Id. at *16-17 (citations omitted).
In other words, public policy dictates a “special standard” for prescription drugs that necessitates an exception to the general rule that would impose strict liability in the marketing chain. Id. at *18. The policy exception has routinely been extended to pharmacies recognizing that holding a pharmacy strict liability for injuries allegedly caused by ingestion of the drugs it dispenses “would impose on the retail druggist the obligation to test, at its own expense, new drugs” and in turn the “costs to society which needs and values the pharmaceutical products sold by druggists, would be unduly high.” Id. at *19.
Accordingly, because Illinois would not recognize either a failure to warn or a strict liability action against the pharmacy, it was dismissed.
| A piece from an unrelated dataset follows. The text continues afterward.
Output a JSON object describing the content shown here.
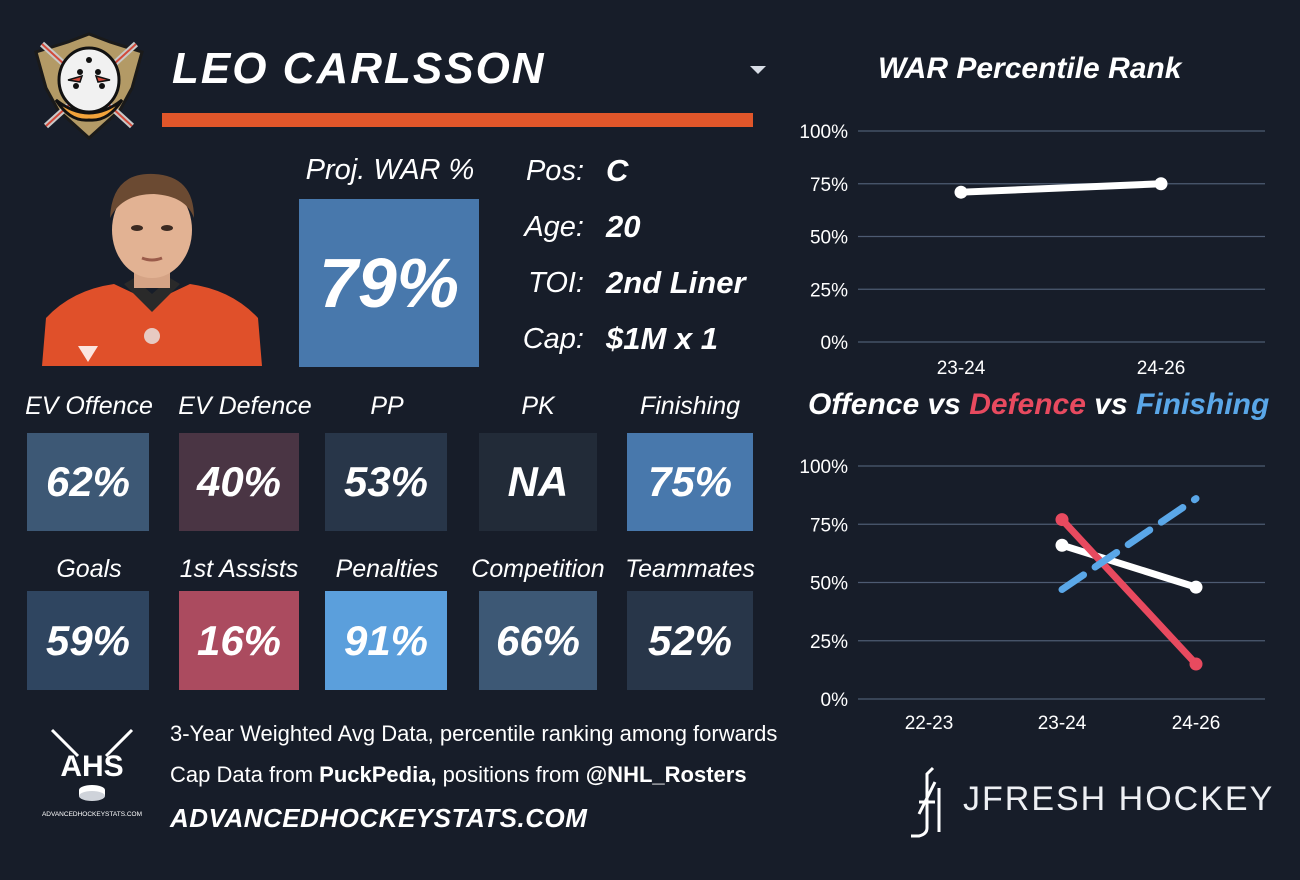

Thereby establishing complete diversity and proper federal jurisdiction. But plaintiff tried one more trick—moving to amend her complaint to add another non-diverse defendant, Planned Parenthood, at which plaintiff also received the drug and related treatment.
Federal courts, under 28 U.S.C. § 1447(e), have the discretion to deny joinder of non-diverse defendants after removal. And thank goodness they do. Otherwise, we’d be watching a nonstop circus of plaintiffs dropping non-diverse defendants into complaints like surprise party guests. Adding non-diverse parties post-removal to manufacture a remand is forum shopping dressed up as due diligence. The court’s discretion under § 1447(e) is guided by four factors: plaintiff’s motive, the timeliness of the request to amend, whether denying amendment will significantly injure the plaintiff, and any other “relevant equitable considerations.” Id. at *20-21.
As to both motive and timeliness, pharmacies/health care providers aren’t exactly covert operatives. They don’t sneak under the radar. If you’re filing a product liability lawsuit about a prescription drug, you know where you filled the prescription. You were there. In fact, in this case, plaintiff’s original complaint contains allegations about Planned Parenthood’s role in providing the drug to her, but she did not seek to name it as a defendant until 5 months after filing, 3 months after removal, and 1 month after defendant’s motion to dismiss. Id. at *23. Suspicious timing indeed.
Nor is plaintiff at risk of being significantly injured if amendment is denied. The statute of limitations has not run. While perhaps not the most convenient, plaintiff could separately pursue her claims against Planned Parenthood in a parallel state court action. Id. at *24. The court found no other relevant equitable factors worthy of consideration and therefore denied the motion to amend.
The decision is great on both Illinois pharmacy law and fraudulent joinder. Now, let’s go Phils!